Amy writes: Chefs, food critics, food writers, food bloggers, wine experts, food trucks, and so much more. That was Foodstock, a fantastic foodie event that took place at Wesleyan University in Middletown, Connecticut on May 5th. And we were there! We picked up our friend Lise (who happens to be a chef), grabbed a coffee, brought a few non-perishables for the food pantry collection and prepped ourselves for a day-long celebration of cooks and books.
The first item on the agenda was listening in on as well as watching a foodcentric conversation between Faith Middleton (Peabody- award-winning interviewer, and host of our favorite radio show The Food Schmooze) and Ruth Reichl (former editor-in-chief of Gourmet Magazine, food critic, memoirist and more). What an experience it was to hear these two talk about food. The topics of conversation ranged from molecular gastronomy to food memories to the closing of Gourmet to Ruth's new novel to the politics of food in our culture. Faith's questions were provocative and Ruth was as engaging and funny as she is in her books. It was enlightening to say the least, and gave us both much to think about. And that was only the first hour.

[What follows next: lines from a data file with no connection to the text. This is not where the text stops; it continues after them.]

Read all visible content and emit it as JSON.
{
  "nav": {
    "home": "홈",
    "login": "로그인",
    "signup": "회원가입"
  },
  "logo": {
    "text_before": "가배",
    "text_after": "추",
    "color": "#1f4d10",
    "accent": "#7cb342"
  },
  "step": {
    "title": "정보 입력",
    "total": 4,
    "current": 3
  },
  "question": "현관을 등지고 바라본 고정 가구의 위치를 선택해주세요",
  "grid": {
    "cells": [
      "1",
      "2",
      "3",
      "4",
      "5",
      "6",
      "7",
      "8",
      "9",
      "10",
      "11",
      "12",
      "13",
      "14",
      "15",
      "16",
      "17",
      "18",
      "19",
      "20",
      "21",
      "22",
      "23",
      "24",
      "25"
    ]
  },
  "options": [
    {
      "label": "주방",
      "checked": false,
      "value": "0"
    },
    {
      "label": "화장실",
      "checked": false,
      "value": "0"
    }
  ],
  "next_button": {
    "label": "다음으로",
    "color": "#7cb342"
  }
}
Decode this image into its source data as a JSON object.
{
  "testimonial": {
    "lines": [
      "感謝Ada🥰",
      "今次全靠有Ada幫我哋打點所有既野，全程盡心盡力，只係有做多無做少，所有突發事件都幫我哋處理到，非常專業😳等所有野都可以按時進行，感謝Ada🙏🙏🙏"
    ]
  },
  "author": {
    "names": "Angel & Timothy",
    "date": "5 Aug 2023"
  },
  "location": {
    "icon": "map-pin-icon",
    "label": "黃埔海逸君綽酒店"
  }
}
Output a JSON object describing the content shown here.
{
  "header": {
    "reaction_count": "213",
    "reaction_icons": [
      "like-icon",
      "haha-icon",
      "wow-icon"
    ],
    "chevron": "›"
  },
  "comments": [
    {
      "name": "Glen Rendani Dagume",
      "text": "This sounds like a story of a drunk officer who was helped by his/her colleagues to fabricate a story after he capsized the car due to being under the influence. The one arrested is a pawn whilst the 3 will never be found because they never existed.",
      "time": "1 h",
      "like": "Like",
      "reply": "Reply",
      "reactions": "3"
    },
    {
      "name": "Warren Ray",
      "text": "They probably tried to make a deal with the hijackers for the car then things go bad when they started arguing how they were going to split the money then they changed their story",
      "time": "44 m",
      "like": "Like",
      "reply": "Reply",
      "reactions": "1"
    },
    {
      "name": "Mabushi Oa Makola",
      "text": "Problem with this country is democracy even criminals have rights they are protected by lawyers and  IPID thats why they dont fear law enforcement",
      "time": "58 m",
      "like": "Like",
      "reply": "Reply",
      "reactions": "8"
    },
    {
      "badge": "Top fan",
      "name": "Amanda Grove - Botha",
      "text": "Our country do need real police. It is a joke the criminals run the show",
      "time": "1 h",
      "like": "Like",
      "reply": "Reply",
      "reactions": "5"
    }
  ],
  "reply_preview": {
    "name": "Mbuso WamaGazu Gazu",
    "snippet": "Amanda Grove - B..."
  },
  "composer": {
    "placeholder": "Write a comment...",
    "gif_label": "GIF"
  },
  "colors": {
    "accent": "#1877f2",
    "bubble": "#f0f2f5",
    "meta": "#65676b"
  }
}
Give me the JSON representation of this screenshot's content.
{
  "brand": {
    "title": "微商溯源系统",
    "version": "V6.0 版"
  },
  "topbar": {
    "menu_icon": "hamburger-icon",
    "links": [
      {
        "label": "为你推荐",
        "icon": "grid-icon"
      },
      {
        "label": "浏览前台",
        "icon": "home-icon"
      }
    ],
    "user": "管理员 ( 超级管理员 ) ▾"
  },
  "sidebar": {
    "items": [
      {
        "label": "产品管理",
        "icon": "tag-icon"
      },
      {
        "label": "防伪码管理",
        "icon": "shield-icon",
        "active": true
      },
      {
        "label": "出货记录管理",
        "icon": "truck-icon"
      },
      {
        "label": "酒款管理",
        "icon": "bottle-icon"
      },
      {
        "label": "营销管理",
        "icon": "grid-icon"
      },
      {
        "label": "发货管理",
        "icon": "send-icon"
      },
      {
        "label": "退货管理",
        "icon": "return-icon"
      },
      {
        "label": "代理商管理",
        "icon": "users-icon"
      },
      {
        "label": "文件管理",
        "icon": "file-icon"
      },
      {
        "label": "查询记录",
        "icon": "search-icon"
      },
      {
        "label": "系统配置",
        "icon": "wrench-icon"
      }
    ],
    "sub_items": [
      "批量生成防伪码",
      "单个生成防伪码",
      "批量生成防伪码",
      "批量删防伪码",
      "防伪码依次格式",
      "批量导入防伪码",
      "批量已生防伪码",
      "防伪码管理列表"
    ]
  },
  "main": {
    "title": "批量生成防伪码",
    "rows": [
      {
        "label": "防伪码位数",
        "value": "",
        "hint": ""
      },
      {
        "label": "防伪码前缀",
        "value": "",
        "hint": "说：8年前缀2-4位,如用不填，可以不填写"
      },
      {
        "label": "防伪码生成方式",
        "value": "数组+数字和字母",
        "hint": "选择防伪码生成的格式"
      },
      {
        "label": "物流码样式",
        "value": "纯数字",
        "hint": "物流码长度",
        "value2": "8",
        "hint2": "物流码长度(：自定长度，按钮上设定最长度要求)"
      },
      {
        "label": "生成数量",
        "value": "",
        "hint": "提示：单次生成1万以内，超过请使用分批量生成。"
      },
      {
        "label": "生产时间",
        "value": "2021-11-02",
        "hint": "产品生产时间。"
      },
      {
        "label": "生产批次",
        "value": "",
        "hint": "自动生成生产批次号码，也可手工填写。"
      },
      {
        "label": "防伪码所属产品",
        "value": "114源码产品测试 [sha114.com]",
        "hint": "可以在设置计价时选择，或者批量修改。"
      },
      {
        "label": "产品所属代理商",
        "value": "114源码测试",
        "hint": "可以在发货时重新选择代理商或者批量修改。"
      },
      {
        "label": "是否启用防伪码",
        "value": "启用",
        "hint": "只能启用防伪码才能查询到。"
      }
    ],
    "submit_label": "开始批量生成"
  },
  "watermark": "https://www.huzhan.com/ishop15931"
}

The second hour was Faith interviewing Eric Asimov, the chief wine critic for The New York Times. He offered insight into how wines are tasted at The New York Times, but generally the two talked about wine as a status symbol, the intimidation factor of wine tasting, industrial versus artisanal wines, champagne, and pairing wine with food. Eric was funny and self-deprecating, and, we think, really inspired us to drink what we like and just enjoy and love the wine instead of worrying about the so-called rules. Words to live by! And being fans of Faith Middleton, we imagine that watching these interviews was like being in the radio studio while The Food Schmooze is being broadcasted. So fun!
Amy with Dorie Greenspan!!!
But wait, there's more! While Chris dropped Lise off so she could head to work, I, having lugged my copy of Around My French Table with me all day for this exact purpose, headed to the Dorie Greenspan book signing. I was first in line and Dorie was so welcoming, so approachable, and so supportive to me as a cook and a blogger. I told her how we take part in French Fridays with Dorie, and she encouraged me to keep trying to bake (even offering me a suggestion on how to fix my crumbly-dry shortbreads) and to be inspired by ingredients.
Despite the drizzly weather, it was a day that revived our food-and-wine-loving spirits. So while the past couple of months we have been preoccupied with other (much less fun) things, Foodstock energized us to get back to what we love most. And isn't that what it's all about?